Pages

Sunday 11 April 2010

Sons

It seems absolutely no time at all since I was introducing my daughter to her new born baby brother. She wasn't too impressed with him, and was more interested in if it was OK to eat the Milky Way someone had given her in the hospital waiting room.
A blink of an eye and I was dropping him off at playschool, taking him to swimming lessons and running around like a mad woman trying to keep up with him when he took part in Mini Movers (a toddler gym activity).
He was an amazing escapologist and when we used to pick my daughter up from school I was always the mother charging the length of the school field because their toddler son had released himself from his buggy straps and refused to wait nicely for the final bell to ring.
He loved moving up to primary school where his big sister was, although she once told me that I had to have a word with him and he was standing with his nose pressed up against the window waiting for her to finish her school lunch and expecting her to play with him in the playground. It really isn't cool to play with your 5 year old brother when you are 8.
He looked so grown up in his black suit when he moved up to the Boys High School when he was 11 and he started to exert his independence.
Suddenly he is a young man, in his 2nd year of studying politics at Sheffield and loving every minute of university life. But underneath that grown man who now towers over me and whose unshaved chin grazes my cheek when he gives me a hug, he'll always be my little boy. So when he told me with excitement of his plans to travel via Interrail throughout Europe for a month this summer, starting off the tour in Croatia and ending in Berlin - I was thrilled for him but a little part of me felt a pang of 'Oh my goodness .....'

7 comments:

  1. Wow, I'd be feeling a pang or two myself! I guess I've got this to come (though it's The Girl who's adventurous; The Boy would have to change quite a bit in character before taking off on this kind of adventure...) How exciting for your little boy, though :-)

    ReplyDelete
  2. They never stop being your 'children' do they? Sounds like it'll be amazing for him,though.

    ReplyDelete
  3. Debs....in answer to your question...I stamp the image with Memento tuxedo black....and usually colour them in with Copic pens.

    ReplyDelete
  4. Oh, I really related to this today! Where does the time go? Sounds like you've raised a good one though! And politics sounds like the way my big lad might go too (or law..does yours like to talk a lot too?!)

    ReplyDelete
  5. Oh my!!! I feel the pang with you!! Mine are still young enough for me to feel justified at asking to know where they are at ALL times!!! To think about the time (which will surely come)when they'll be off, out into the big wide world, without my supervision gives me goosebumps! I'll cross that bridge when we get to it...but as someone else commented, if we've done our job well, raising & preparing them,then they'll be fine!!!

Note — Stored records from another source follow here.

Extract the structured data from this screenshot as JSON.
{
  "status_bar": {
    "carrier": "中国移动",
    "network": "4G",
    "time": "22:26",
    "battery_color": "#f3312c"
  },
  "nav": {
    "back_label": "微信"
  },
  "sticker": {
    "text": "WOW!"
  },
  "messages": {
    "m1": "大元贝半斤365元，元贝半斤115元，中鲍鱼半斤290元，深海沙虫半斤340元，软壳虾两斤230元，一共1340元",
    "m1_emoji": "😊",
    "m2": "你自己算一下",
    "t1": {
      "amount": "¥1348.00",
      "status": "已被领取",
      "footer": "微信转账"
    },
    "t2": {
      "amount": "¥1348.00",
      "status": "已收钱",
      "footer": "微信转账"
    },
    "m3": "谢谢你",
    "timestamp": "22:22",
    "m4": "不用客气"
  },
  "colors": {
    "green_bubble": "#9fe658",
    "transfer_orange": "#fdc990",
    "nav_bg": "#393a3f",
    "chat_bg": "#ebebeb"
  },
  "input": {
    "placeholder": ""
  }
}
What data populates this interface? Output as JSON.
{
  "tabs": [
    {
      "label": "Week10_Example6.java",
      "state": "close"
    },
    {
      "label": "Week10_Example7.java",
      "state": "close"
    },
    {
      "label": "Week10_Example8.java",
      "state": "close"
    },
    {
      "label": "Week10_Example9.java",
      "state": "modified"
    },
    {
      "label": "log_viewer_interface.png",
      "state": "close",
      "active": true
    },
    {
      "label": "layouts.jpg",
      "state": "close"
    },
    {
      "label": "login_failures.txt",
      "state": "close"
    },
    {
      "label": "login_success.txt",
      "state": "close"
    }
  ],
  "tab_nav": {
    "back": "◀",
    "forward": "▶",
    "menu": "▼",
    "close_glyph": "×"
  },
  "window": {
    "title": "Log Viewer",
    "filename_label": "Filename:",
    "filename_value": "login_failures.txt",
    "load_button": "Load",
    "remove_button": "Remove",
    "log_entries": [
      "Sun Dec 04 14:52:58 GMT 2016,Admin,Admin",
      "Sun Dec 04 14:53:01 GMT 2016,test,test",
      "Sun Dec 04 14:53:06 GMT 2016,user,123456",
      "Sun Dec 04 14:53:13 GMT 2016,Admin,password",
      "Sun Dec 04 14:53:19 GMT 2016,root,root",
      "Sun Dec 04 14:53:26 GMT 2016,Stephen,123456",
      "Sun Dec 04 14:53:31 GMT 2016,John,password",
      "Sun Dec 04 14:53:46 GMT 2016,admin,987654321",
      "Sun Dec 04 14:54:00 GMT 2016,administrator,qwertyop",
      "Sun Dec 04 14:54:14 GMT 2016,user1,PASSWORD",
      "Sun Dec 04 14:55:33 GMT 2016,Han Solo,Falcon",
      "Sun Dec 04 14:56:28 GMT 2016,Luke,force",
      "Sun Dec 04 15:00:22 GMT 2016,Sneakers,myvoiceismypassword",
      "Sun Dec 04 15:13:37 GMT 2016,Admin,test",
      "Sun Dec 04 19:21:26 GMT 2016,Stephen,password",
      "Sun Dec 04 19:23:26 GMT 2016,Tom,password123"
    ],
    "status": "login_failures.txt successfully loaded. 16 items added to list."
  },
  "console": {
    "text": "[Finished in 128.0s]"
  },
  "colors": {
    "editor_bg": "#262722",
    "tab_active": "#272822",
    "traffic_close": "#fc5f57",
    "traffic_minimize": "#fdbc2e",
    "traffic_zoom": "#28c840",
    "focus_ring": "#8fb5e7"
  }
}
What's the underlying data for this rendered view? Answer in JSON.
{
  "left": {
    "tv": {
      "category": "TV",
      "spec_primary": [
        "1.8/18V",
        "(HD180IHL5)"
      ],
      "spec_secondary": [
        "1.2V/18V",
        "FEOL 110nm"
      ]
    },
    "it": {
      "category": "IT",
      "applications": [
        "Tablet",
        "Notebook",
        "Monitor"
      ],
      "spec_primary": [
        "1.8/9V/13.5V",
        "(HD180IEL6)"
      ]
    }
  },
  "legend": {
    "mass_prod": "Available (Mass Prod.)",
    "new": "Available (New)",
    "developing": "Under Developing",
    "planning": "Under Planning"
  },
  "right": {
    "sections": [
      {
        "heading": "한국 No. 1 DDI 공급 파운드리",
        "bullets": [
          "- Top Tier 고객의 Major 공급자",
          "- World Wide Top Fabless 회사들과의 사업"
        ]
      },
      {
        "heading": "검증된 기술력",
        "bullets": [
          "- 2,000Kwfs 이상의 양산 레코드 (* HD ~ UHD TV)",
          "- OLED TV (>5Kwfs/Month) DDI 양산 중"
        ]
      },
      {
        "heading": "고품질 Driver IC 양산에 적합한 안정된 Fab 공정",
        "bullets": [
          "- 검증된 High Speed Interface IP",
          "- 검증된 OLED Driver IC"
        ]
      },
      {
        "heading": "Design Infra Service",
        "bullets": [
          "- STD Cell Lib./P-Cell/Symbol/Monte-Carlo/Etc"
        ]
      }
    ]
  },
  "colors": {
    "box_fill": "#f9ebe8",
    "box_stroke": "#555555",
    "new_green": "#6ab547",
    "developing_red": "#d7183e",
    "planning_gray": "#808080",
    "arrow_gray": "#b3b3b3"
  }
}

    I adored your summary of how he's grown so far...you have a lovely way with words!!{{Hugs}}

    ReplyDelete
  6. Oh Deb - I too am the Mum who needs to strap in her energetic little ones. My baby boy is getting taller by the minute and I know that he will have the travel and adventure bug, and Australia is a long way a way when you are that way inclined!

    ReplyDelete
  7. Oh my goodness, I feel like that already and Adam is only 19 months old! He had his first argument with me this morning! He has learnt to say 'Yes'! Everytime I now say 'No' he replies with 'Yes'!